In Beziehung auf das Vorgehen würde uns interessieren, ob die Schweiz besser tut, zu warten und zu schweigen, oder ob sie irgend eine Anregung machen soll. In dieser Beziehung möchten wir bemerken, dass es unseres Erachtens vermieden werden muss, von hier aus einen Vorschlag zu machen, der so weit geht, dass die französische Regierung ihn ablehnen muss, denn wir würden sie dadurch in eine unangenehme Lage versetzen gegenüber ihrer Arbeiterpartei, und man würde uns ein solches Vorgehen nachtragen. Anderseits denken vielleicht England und Amerika weniger ausschliesslich und wären geneigt, der Schweiz ein grösseres Mitspracherecht und namentlich ein gewisses Anrecht auf die Einreichung von Anregungen einzuräumen.

Fallen Ihre Demarchen bei den englischen und amerikanischen Delegierten auf günstigen Boden, so müsste man dann allerdings vielleicht auch Millerand verständigen, da er offenbar für Frankreich die massgebende Rolle spielt.

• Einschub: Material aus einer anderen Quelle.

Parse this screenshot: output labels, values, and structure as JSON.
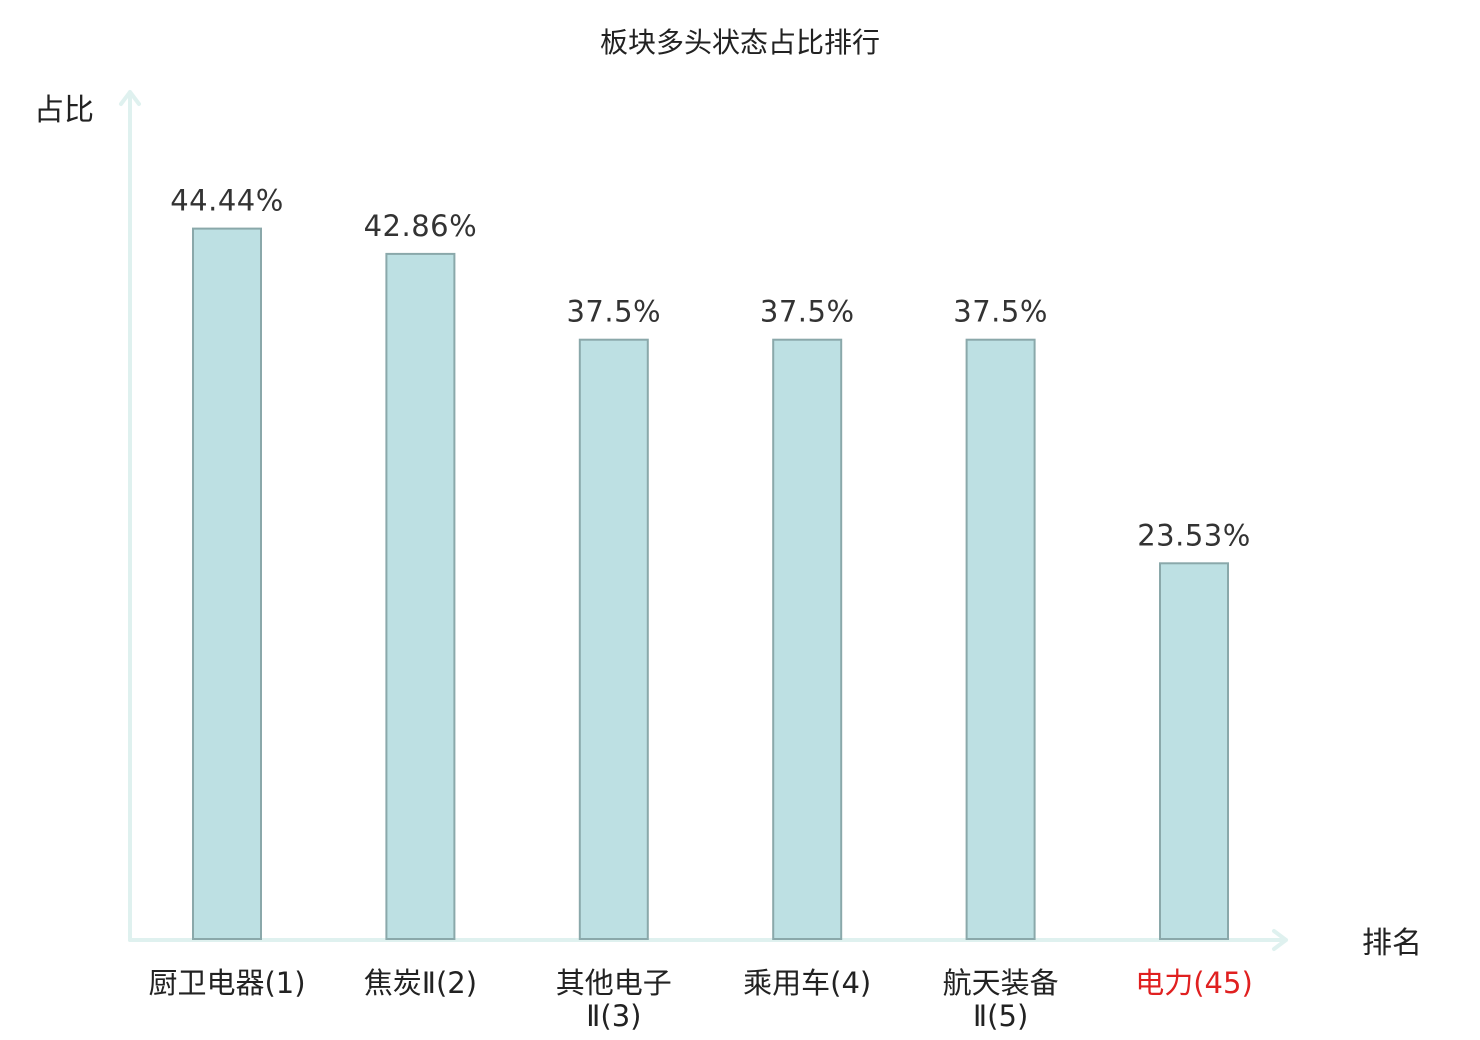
{
  "chart_data": {
    "type": "bar",
    "title": "板块多头状态占比排行",
    "ylabel": "占比",
    "xlabel": "排名",
    "categories": [
      {
        "lines": [
          "厨卫电器(1)"
        ],
        "highlight": false
      },
      {
        "lines": [
          "焦炭Ⅱ(2)"
        ],
        "highlight": false
      },
      {
        "lines": [
          "其他电子",
          "Ⅱ(3)"
        ],
        "highlight": false
      },
      {
        "lines": [
          "乘用车(4)"
        ],
        "highlight": false
      },
      {
        "lines": [
          "航天装备",
          "Ⅱ(5)"
        ],
        "highlight": false
      },
      {
        "lines": [
          "电力(45)"
        ],
        "highlight": true
      }
    ],
    "values": [
      44.44,
      42.86,
      37.5,
      37.5,
      37.5,
      23.53
    ],
    "value_labels": [
      "44.44%",
      "42.86%",
      "37.5%",
      "37.5%",
      "37.5%",
      "23.53%"
    ],
    "ylim": [
      0,
      53.1
    ],
    "grid": false,
    "colors": {
      "bar_fill": "#bde0e3",
      "bar_stroke": "#8aa8aa",
      "axis": "#dff1ef",
      "highlight_text": "#e02020"
    }
  }
}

Wir wären Ihnen sehr verbunden, wenn Sie vielleicht mit Oberst House selbst reden könnten, um uns in der ganzen Angelegenheit möglichst zuverlässigen und authentischen Bericht zu verschaffen, denn Sie verstehen, dass die Sache für uns von grösster Wichtigkeit ist. Wir haben gestern die Sache auch in der Delegation für auswärtige Angelegenheiten zur Sprache gebracht, und wir haben von unserer Absicht, uns mit Ihnen in Beziehung zu setzen, Kenntnis gegeben und dafür Zustimmung gefunden.

1
Lettre (Copie): E 2200 Paris 1/1561.
2
Cf. nos32, 43, 84 et sa note 3.
3
Cf. nos 182,185.
4
Cf. no 43.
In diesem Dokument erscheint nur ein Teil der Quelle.